Se o leitor é numismata, fique ligado: segundo o jornal portenho, o Banco Central argentino lançará hoje (24/8/1999) uma coleção de moedas de ouro, prata e cobre/níquel em homenagem ao escritor.

Leituras – Agora, continue seguindo o conselho dado a Yu Tsun no conto O jardim de caminhos que se bifurcam: "(...) a casa fica longe daqui, mas você não se perderá se tomar esse caminho à esquerda e em cada encruzilhada do caminho dobrar à esquerda".

Mais uma virada à esquerda, até a universidade dinamarquesa de Aarhus, que desde 1994 mantém o Centro de Estudos e Documentação Jorge Luis Borges (com páginas também em espanhol), analisando sua obra em relação à filosofia (epistemologias transversais), à semiótica e à literatura comparada. Em "Por quê Borges", faz um elogio rasgado daquele que é considerado o mais importante erudito deste século: "Ontologias fantásticas, etimologias transversais, genealogias sincrônicas, gramáticas utópicas, geografias novelescas, múltiplas histórias universais, bestiários lógicos, silogismos ornitológicos, éticas narrativas, matemáticas imaginárias, thrillers teológicos, nostálgicas geometrias e lembranças inventadas são parte da paisagem imensa que as obras de Borges oferecem (...)".
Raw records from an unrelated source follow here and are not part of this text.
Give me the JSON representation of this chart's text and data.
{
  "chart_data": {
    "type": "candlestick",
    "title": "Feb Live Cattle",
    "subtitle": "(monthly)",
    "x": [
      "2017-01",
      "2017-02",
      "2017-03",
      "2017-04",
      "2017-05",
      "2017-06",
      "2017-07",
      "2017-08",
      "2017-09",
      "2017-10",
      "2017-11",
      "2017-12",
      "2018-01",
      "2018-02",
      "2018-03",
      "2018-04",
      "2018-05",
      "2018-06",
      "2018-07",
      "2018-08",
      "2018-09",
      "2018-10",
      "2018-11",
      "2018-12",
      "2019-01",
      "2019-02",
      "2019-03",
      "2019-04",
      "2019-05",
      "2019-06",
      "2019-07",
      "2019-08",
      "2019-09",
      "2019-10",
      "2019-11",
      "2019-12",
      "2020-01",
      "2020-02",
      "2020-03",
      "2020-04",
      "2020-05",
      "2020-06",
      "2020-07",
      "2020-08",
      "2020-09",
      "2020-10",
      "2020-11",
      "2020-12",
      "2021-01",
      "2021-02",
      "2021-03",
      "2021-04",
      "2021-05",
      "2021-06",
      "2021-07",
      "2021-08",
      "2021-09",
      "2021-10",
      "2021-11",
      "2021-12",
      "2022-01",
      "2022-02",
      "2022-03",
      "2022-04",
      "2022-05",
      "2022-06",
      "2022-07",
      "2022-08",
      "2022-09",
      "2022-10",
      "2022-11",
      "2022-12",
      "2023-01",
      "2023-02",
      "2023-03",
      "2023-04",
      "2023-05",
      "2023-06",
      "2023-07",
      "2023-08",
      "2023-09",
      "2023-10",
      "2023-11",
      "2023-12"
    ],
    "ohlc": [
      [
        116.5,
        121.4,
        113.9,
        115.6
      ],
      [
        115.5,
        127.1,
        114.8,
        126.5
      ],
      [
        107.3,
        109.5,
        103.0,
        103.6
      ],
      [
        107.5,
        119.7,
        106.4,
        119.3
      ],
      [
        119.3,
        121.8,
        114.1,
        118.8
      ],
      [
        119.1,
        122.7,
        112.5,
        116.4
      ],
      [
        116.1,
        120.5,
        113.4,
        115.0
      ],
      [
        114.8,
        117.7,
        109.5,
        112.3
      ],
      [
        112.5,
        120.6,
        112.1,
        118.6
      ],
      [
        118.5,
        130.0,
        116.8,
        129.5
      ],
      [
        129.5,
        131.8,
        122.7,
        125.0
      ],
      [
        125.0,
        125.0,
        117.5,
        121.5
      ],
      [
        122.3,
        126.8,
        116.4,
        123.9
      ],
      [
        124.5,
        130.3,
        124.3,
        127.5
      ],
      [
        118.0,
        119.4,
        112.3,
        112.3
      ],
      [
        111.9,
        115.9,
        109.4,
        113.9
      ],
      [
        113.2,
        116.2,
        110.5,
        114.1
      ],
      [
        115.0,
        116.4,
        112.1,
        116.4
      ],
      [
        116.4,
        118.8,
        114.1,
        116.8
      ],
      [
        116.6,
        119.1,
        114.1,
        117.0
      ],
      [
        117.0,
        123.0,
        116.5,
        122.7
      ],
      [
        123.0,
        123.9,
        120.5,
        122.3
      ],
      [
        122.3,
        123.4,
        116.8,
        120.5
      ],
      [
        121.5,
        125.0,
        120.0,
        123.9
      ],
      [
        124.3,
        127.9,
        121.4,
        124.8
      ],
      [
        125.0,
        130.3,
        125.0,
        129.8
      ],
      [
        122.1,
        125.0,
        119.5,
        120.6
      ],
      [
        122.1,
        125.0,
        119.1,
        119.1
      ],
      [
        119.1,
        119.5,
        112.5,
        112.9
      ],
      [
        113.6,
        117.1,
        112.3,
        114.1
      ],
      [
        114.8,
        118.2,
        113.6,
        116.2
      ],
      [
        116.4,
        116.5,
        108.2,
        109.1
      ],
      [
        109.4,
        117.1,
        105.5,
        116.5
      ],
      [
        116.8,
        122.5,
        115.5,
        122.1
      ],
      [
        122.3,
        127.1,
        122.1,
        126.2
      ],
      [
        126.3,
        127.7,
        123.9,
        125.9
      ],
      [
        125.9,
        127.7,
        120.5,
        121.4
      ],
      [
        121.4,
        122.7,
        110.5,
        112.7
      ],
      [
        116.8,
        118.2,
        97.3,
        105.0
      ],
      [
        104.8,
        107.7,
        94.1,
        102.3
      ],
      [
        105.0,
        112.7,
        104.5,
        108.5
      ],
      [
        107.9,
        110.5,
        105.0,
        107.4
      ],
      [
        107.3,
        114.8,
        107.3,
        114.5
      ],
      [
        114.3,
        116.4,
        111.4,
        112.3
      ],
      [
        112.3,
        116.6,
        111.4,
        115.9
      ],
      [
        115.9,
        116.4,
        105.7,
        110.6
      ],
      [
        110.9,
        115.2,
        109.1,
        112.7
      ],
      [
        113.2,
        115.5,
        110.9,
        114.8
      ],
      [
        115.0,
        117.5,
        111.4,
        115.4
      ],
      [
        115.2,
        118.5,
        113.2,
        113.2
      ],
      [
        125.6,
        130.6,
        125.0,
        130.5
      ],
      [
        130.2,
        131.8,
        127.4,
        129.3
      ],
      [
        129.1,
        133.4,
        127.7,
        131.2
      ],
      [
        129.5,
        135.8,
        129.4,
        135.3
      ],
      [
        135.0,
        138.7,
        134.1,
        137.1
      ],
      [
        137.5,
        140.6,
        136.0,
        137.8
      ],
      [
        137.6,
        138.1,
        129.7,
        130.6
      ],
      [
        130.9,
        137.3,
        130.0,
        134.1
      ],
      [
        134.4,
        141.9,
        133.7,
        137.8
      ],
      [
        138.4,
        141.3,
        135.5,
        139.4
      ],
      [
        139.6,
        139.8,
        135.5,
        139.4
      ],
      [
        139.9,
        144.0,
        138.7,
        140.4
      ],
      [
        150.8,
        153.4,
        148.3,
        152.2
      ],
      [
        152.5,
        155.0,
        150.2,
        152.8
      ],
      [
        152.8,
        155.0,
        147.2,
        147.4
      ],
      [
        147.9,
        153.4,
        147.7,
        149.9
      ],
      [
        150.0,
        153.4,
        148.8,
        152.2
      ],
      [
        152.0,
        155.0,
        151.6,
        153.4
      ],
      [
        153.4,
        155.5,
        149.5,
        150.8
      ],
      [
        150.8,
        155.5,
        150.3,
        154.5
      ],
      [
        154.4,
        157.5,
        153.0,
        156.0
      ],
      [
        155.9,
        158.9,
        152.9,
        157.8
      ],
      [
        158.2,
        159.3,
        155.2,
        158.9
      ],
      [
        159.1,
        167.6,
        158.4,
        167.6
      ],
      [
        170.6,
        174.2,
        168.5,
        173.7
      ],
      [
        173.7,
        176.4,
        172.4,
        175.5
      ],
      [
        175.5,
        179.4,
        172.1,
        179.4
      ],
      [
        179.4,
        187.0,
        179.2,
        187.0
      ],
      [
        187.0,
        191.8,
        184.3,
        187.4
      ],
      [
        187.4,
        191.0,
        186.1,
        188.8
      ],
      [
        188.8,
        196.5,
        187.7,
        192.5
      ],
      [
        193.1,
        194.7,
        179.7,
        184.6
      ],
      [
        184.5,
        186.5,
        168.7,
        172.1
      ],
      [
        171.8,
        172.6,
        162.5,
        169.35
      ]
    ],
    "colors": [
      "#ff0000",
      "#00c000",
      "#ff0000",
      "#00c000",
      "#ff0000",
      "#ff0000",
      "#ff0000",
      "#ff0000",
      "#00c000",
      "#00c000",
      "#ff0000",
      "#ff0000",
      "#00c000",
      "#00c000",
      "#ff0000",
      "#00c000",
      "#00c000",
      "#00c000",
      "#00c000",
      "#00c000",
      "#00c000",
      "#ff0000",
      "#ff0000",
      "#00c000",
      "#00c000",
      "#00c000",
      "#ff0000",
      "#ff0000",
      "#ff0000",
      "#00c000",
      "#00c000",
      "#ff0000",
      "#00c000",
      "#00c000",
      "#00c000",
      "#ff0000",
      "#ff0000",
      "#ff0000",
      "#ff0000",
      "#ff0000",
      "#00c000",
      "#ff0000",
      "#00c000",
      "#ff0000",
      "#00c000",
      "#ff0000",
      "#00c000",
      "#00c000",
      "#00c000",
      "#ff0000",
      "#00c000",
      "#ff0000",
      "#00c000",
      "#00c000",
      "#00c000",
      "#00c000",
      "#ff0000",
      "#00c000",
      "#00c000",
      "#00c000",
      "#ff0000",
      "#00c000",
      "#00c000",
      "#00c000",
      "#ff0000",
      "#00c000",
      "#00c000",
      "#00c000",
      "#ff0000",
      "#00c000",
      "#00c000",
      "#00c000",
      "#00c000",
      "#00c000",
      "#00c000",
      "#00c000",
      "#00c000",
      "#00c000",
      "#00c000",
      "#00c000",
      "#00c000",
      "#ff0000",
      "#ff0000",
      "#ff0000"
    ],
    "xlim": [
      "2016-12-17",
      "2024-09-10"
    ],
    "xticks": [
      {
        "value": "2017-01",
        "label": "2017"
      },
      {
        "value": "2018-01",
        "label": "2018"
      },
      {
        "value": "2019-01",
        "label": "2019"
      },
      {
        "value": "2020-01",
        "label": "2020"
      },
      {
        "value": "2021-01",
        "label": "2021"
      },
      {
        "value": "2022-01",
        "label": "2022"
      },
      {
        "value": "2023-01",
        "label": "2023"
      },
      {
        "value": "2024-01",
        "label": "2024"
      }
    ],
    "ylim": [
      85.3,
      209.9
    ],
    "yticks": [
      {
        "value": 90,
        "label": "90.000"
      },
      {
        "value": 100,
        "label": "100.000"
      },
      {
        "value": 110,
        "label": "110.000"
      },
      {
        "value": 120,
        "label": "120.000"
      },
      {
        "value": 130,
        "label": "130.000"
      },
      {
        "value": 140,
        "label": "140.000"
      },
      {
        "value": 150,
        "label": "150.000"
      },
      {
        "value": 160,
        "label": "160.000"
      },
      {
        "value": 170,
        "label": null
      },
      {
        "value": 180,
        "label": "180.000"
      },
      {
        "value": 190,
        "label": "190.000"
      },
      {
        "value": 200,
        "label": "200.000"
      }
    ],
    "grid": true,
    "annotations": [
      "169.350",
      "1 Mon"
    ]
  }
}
Porém, se voltar às páginas latino-americanas na Web, o leitor recordará que Borges não queria ser lembrado por seus escritos, mas por suas leituras ("Que outros se jactem das páginas que tenham escrito, eu me orgulho das que tenha lido"). Dobre então outra vez à esquerda, apontando por instantes o navegador para a página francesa "Homenagem a Borges", que anuncia para 12/1999 uma conferência sobre a faceta ensaísta do escritor, na sede da Unesco em Paris.

Site francês sobre o famoso escritor
Continue virando à esquerda, e siga em frente pelas páginas de "The Garden of Forking Paths", site francês (mas com texto em inglês) inspirado em livro com esse título. Nessas páginas Web, junto com imagens raras e/ou curiosas (a primeira biblioteca, Borges e o Aleph...), análises, vínculos para outros endereços e biografia, há também uma ampla análise das influências literárias que o escritor recebeu e transmitiu. Você sabia que até o proscrito Salman Rushdie, autor de Os Versos Satânicos, e o recém-descoberto José Saramago, foram bastante influenciados pelos textos do escritor argentino?

Em vez de escrever 500 páginas para desenvolver uma idéia que, numa conversa, poderia ser apresentada em poucos minutos, Borges gostaria de imaginar que todos os livros já estão escritos: ele apenas acrescentaria observações na contracapa. Então, aproveite para ver a resenha dos livros que Borges nunca leu, pois até os autores citados são imaginários. Está em The Crimson Hexagon.

Outras páginas – Adeus, Ariadne, o fio que conduzia o leitor vai se partir. Depois de ter dobrado essas quatro vezes à esquerda, perca-se no labirinto da biblioteca eletrônica mundial Internet, encontrando aqui e ali outras páginas sobre o escritor argentino, falecido em 14 de junho de 1986. Veja, por exemplo, dois de seus poemas.

E, em muitas das páginas - como nas das universidades brasileiras USP e Unicamp - encontrará decerto a citação: "Se eu pudesse viver novamente(..) correria mais riscos, viajaria mais. Contemplaria mais entardeceres, subiria mais montanhas, nadaria mais rios, iria a mais lugares onde nunca fui (..)".